Kesaksian Pilu Korban Aksi Kudeta di Tetangga RI

Jakarta, CNBC Indonesia - Pekerja di Myanmar mulai putus asa. Sejak kudeta militer 1 Februari 2021, para tenaga kerja terampil dan kerah putih dilaporkan mulai meninggalkan Myanmar dan pindah ke negara lain di wilayah tersebut.
Myoe, pria berusia 37 tahun, merupakan salah satunya. Salah satu pekerja di sektor telekomunikasi tersebut meninggalkan Yangon dan pindah ke Bangkok, Thailand pada Maret 2022.
"Saya sangat bersemangat dan menikmatinya meskipun saya stres setiap hari karena saya bekerja lepas tanpa penghasilan tetap," katanya kepada Channel News Asia, dikutip Rabu (1/2/2023).
Myoe menyebut tidak punya rencana untuk kembali ke kampung halamannya di Myanmar.
Hidup di negara asing menantang bagi Myoe, yang tidak bisa berbahasa Thailand dan tidak memiliki penghasilan tetap atau izin kerja. Dia harus terus-menerus mengkhawatirkan apakah dia dapat membayar sewa tepat waktu, sambil mencari peluang kerja yang memungkinkannya bekerja secara legal di Thailand.
"Mereka tidak ingin tinggal di Yangon lagi. Mereka hanya meninggalkan semuanya di sana dan datang ke sini. Saya merasa seperti di rumah karena semua orang yang saya kenal ada di sini," tambahnya.
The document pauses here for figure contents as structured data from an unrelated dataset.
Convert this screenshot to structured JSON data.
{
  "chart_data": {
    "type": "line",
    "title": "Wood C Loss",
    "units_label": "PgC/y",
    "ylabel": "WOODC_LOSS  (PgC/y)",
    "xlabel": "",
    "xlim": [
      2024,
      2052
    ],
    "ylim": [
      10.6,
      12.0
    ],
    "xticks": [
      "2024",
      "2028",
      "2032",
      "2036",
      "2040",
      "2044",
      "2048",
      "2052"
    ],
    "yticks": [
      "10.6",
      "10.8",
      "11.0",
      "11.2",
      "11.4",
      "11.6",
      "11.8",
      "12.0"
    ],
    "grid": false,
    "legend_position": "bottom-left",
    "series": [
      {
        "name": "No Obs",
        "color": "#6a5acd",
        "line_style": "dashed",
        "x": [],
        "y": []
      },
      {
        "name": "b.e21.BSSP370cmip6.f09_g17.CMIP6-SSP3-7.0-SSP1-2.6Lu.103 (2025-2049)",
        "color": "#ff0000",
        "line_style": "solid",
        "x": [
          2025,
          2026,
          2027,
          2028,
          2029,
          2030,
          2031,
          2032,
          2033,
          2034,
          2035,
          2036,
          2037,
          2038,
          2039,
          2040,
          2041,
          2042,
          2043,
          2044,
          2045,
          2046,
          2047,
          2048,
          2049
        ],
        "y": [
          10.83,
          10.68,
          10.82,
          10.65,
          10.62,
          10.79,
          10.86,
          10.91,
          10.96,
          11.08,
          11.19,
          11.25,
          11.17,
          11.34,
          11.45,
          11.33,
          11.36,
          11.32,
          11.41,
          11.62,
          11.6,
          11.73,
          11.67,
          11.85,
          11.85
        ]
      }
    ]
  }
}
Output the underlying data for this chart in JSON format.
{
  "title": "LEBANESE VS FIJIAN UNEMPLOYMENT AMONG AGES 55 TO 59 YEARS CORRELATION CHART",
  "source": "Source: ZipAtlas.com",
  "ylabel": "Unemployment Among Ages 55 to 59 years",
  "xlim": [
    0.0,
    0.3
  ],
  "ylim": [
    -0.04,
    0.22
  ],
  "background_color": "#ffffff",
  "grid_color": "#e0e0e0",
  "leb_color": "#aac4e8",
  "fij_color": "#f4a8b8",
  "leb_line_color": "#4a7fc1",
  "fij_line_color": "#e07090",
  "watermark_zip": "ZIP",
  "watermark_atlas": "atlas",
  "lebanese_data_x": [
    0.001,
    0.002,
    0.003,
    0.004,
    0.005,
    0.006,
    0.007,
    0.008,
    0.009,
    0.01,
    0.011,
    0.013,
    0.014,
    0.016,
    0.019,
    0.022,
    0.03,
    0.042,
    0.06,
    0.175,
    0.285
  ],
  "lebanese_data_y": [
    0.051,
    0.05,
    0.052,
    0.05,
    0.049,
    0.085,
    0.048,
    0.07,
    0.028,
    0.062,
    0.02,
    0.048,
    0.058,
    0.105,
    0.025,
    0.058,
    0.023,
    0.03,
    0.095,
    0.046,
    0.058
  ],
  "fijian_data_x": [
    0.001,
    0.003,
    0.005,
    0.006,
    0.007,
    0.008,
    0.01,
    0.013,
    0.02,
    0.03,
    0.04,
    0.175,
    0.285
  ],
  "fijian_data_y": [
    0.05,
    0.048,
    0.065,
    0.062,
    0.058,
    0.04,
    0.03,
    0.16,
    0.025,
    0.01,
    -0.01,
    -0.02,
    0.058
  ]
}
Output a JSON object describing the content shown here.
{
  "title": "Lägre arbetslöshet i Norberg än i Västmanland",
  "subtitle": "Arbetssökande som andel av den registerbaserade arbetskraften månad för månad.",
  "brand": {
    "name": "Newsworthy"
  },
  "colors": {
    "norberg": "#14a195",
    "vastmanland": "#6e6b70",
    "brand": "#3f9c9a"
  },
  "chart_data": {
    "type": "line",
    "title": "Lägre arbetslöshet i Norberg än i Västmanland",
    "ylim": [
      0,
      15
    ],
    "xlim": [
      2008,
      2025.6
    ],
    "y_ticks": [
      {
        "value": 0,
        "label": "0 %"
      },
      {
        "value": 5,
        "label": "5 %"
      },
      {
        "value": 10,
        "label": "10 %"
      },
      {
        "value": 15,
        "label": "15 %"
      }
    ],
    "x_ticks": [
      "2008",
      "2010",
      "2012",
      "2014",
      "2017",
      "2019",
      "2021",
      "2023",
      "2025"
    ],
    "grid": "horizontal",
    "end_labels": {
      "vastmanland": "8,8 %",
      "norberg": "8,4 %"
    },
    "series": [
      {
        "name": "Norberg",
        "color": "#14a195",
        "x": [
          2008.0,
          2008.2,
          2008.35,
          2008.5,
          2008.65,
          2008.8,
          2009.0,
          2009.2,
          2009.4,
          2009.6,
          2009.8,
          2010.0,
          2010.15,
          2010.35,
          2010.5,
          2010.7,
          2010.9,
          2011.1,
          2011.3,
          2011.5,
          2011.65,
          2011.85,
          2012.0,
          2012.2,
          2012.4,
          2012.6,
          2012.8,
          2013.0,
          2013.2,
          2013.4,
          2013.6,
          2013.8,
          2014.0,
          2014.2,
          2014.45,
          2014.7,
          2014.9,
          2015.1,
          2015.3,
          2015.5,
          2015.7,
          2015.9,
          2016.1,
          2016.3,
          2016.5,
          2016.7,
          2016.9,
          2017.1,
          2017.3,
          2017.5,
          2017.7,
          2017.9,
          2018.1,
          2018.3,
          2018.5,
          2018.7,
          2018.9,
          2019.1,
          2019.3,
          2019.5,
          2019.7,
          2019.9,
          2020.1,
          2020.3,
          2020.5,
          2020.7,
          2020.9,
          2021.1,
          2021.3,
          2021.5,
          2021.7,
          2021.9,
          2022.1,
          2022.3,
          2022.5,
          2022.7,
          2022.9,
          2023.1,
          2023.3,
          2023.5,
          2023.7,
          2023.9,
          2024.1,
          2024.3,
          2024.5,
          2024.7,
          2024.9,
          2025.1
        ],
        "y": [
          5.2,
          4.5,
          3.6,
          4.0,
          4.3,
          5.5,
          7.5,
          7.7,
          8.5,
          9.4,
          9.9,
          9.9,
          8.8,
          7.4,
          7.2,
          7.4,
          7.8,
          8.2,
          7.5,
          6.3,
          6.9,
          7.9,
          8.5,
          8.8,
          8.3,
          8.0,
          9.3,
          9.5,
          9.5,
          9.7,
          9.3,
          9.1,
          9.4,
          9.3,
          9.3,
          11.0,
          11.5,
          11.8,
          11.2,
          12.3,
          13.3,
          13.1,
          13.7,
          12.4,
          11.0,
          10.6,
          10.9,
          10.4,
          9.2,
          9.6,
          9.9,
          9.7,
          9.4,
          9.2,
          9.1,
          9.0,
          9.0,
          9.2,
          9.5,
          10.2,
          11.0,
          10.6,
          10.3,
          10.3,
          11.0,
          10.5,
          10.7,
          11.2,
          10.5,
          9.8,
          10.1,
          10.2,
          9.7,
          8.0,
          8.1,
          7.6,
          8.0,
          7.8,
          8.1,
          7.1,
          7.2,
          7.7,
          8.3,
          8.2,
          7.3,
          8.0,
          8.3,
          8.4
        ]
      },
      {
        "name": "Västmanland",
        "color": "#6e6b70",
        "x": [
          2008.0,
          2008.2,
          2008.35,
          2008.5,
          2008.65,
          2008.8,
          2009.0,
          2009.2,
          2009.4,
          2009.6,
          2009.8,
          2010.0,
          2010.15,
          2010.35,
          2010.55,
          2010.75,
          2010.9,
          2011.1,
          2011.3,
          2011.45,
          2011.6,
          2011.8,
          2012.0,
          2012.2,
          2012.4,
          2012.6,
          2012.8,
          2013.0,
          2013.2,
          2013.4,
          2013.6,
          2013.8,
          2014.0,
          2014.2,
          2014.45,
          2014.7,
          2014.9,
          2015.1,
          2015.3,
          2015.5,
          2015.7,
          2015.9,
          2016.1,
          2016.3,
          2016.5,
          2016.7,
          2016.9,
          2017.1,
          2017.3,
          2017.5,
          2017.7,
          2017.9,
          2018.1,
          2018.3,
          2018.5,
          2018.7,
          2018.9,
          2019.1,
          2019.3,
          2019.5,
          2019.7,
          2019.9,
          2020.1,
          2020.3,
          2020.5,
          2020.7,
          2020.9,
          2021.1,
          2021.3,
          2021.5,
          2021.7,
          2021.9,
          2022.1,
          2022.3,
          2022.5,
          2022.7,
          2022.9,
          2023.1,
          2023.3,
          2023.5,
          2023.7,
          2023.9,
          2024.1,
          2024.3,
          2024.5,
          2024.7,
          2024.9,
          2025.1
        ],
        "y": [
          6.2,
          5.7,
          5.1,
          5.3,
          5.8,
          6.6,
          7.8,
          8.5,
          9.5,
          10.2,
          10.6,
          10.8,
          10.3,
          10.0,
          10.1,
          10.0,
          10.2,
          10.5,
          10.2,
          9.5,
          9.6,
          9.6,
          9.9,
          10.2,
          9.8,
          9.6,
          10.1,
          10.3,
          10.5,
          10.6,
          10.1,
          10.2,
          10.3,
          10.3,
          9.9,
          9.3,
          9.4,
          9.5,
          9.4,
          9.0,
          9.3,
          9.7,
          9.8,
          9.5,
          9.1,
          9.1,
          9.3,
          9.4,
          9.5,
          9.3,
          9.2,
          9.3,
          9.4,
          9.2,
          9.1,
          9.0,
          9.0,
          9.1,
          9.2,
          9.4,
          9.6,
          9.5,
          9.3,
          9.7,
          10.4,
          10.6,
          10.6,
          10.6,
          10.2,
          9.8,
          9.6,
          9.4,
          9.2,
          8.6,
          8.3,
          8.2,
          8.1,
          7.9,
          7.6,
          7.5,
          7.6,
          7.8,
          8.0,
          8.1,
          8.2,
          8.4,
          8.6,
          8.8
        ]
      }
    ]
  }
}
Hal yang sama juga dialami oleh Ye Thu Aung (38). Keluarganya mengoperasikan penginapan di kota pegunungan Kalaw, Negara Bagian Shan. Mereka biasa menyambut pelancong internasional dan domestik, tetapi itu berubah setelah kudeta.
"Ada begitu banyak masalah dan situasi yang sangat sulit bagi begitu banyak orang untuk bertahan hidup di negara kami. Sekarang, tidak ada yang datang dari luar negeri," ungkapnya.
"Saya sangat kecewa dengan situasi ini. Saya merasa seperti kita akan kehilangan masa depan kita di negara kita. Itu sebabnya saya mengubah rencana hidup saya untuk datang ke Bangkok."
Ye Thu Aung meninggalkan Myanmar pada Februari 2022 dan berharap menemukan pekerjaan atau peluang bisnis di ibu kota Thailand. Orang tua dan dua saudara kandungnya tetap tinggal di Kalaw untuk menjalankan wisma tamu.
Akhirnya, keluarga tersebut berencana untuk memindahkan bisnis mereka ke Thailand dan memberikan layanan perhotelan kepada para pelancong Myanmar.
"Bagi rakyat Myanmar, masa depan sulit untuk bertahan," katanya. "Ada begitu banyak orang yang menganggur di Myanmar. Jadi, anak-anak muda kita pergi ke luar negeri."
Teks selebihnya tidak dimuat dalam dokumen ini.